Glamor and controversy at Cannes
The 57th annual Cannes Film Festival has opened with strife, star power and a 12-day lineup of the usual mix of glitz, glamor and controversy.
Competing for the Palme d'Or -- the prize for best film -- is Michael Moore's "Farenheit 9/11," a post-September 11 Bush-bashing documentary.
Moore's film has already hit the headlines after Walt Disney Company blocked the distribution of the movie, which is critical of U.S. President George W. Bush. (Moore slams Disney)
The film will be premiering at the festival.(Moore: Film will be seen)
The opening film at the festival, although not in the competition, was also a hot issue.
Spanish director Pedro Almodovar's thriller, "La Mala Educacion," -- a film about sexual abuse in a Catholic school in the 1960's -- opened the 2004 festival, where 18 films are battling it out for top spot.
"My film may not be in competition here but opening the Cannes Film Festival is a prize in itself," Almodovar said.

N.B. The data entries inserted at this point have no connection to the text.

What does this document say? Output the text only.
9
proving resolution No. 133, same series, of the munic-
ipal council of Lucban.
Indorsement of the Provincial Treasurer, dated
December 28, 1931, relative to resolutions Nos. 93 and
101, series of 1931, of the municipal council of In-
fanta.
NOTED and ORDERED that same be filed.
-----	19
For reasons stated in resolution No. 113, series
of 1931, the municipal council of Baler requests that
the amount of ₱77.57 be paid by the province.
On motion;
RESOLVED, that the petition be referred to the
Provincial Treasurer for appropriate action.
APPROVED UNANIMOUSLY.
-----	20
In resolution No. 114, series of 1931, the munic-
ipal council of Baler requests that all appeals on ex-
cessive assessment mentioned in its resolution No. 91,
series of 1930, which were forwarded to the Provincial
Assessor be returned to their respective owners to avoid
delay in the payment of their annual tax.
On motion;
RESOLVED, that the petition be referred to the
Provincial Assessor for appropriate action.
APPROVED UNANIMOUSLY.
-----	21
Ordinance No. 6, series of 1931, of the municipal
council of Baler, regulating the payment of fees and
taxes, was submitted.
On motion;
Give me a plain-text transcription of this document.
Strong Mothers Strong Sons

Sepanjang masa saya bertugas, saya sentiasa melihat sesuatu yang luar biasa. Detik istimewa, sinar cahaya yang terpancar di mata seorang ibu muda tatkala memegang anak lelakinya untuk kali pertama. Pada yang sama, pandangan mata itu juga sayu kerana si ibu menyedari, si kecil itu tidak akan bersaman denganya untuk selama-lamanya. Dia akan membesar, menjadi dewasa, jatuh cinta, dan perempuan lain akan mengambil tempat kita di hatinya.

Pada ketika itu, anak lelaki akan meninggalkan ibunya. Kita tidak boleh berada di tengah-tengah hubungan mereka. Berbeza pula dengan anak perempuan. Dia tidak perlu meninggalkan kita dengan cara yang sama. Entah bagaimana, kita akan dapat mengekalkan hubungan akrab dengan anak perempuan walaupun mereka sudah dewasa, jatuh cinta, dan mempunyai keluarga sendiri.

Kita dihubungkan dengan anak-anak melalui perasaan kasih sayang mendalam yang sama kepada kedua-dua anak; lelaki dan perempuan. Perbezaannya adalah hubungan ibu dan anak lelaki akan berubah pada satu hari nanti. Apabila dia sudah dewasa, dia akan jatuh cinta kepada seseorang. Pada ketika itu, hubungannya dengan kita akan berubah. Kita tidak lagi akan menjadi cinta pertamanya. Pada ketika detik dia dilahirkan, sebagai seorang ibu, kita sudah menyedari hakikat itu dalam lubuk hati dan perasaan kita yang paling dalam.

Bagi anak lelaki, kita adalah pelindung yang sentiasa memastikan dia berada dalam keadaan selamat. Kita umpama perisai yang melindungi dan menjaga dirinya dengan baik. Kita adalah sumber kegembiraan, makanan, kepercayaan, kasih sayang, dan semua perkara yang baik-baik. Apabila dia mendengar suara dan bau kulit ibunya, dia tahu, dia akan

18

The event promises an A-list line up of Hollywood stars in spite of a threat of disruption by French stagehands and part-time actors over welfare benefit cuts.
A last-minute deal was made with the event's organizers allowing workers to voice their grievances if they keep the debate out of the festivities.
However, some 200 people staged a protest outside the Palais des Festivals and riot police were called in to keep order.
Other films hitting the screen on the French Riviera are Serbian director Emir Kusturiea's "Life is a Miracle" and "2046" by China's Wong Kar-wai.
Also on offer from Hollywood are "Shrek 2," with an all-star cast led by Eddie Murphy, and a Coen brothers' remake of the classic British comedy "The Lady Killers" starring Tom Hanks.
This year's line-up is seen as more accommodating to mainstream movies, after the festival was slammed last year for showing too many low-budget independent movies.
Out of competition, the swords and sandals epic "Troy," starring Brad Pitt, is being rolled out.
Leading the jury is American director Quentin Tarantino, one decade after winning a Palme d'Or for cult movie "Pulp Fiction."
"If there's another level of heaven, that's where I'm at," Tarantino, whose latest offerings "Kill Bill" parts 1 and 2 are being screened out of competition, said.